Going south the detour starts at the Montrose Ave underpass, goes east to the crushed stone path between the lake and golf course, and continues to at least Waveland. I say at least because I bailed once I got past the golf course – the Miyata on 23c tires at 120psi was not happy to be on that crap-tastic surface. I didn’t see any detour signs past that point, but the Park District isn’t exactly very good about providing and clearly marking detours, so…
The Park District did fill in some of the larger depressions with dirt? sand? or something, but it doesn’t look like they compacted it, so you get some nice little mounds in the middle of the path. I wasn’t about to put a wheel in one of those mounds to find out how good or poor the surface was. The Park District also didn’t compact the surface in general to try and crush the larger loose stones into the surface – I shot a couple of those stones off the seawall and am glad there weren’t any pedestrians nearby to get hit."

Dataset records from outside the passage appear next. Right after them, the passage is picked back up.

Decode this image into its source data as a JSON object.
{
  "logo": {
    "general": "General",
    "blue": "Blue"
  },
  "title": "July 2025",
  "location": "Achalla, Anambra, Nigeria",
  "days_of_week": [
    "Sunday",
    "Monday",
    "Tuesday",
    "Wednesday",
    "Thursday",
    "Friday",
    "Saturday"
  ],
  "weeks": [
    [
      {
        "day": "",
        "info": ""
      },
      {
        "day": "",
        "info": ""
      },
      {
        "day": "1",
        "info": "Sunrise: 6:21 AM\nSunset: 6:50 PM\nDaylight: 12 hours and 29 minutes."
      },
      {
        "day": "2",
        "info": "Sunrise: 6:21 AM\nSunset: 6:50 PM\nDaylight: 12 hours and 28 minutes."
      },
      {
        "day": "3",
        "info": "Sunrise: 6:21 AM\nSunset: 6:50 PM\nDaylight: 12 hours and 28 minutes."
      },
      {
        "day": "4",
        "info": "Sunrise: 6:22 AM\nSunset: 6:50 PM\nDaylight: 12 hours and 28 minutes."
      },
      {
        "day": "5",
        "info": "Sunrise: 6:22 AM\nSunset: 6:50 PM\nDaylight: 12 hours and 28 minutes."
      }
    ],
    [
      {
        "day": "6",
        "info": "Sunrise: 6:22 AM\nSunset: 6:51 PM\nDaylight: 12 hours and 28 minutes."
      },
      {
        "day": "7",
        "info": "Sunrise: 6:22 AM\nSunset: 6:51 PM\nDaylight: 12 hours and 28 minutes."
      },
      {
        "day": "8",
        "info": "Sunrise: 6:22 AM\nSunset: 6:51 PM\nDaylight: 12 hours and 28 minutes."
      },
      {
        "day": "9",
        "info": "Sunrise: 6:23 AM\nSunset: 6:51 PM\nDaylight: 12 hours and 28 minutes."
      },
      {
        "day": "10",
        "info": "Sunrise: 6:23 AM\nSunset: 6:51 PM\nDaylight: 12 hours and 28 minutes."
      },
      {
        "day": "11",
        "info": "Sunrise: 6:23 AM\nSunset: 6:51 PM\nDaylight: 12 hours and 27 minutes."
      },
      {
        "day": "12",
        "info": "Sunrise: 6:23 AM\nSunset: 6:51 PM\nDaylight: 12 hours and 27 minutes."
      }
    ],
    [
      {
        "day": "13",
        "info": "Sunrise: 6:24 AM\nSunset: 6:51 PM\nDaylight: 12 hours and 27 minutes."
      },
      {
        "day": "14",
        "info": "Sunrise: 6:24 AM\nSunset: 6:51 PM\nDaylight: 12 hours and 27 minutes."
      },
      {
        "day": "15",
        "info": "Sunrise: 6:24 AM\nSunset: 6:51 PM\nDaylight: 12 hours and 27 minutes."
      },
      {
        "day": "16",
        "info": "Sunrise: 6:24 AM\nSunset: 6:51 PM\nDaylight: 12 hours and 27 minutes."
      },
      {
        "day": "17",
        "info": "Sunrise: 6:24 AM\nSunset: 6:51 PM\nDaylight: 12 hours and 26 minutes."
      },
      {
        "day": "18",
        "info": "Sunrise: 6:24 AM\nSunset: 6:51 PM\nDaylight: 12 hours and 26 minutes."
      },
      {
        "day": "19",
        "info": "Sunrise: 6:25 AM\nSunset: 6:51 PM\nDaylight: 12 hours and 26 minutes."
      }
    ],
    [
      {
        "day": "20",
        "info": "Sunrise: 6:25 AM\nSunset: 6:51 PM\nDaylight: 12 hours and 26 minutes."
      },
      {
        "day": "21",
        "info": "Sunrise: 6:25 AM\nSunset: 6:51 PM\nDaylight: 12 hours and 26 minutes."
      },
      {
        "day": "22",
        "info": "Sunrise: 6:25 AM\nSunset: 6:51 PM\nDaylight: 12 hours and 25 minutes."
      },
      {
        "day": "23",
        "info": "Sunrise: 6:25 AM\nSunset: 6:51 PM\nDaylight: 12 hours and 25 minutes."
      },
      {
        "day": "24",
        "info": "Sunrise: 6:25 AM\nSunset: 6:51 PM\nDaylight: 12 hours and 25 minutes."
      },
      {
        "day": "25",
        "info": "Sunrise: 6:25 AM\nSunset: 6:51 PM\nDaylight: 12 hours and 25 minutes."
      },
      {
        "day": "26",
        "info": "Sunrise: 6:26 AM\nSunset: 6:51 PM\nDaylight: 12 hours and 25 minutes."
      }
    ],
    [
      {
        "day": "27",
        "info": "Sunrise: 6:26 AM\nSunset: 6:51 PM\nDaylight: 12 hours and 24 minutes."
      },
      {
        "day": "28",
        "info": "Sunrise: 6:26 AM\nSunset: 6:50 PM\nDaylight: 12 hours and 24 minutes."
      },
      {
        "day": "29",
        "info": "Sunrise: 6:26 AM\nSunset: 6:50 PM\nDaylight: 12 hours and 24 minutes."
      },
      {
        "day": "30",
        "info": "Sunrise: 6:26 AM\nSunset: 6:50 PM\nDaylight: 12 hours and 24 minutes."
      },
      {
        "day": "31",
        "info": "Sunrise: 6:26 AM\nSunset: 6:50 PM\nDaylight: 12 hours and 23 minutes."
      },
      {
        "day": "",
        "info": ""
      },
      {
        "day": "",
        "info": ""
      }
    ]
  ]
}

i wasn't exactly surprised on yestarday morning to find that there were no warnings of the trail being closed headed northbound. i literally came around a bend and saw the barricade, an excavator and the torn up trail

I did see at least one detour sign that had literally been knocked over and ergo not really visible.

I'm now taking streets south to Irving Park then going through the parking lot until this phase of this mess is over with.  Absolutely poor planning and execution by the Park District.  Like I've said before, a year from now, all trail users will be back using the original path.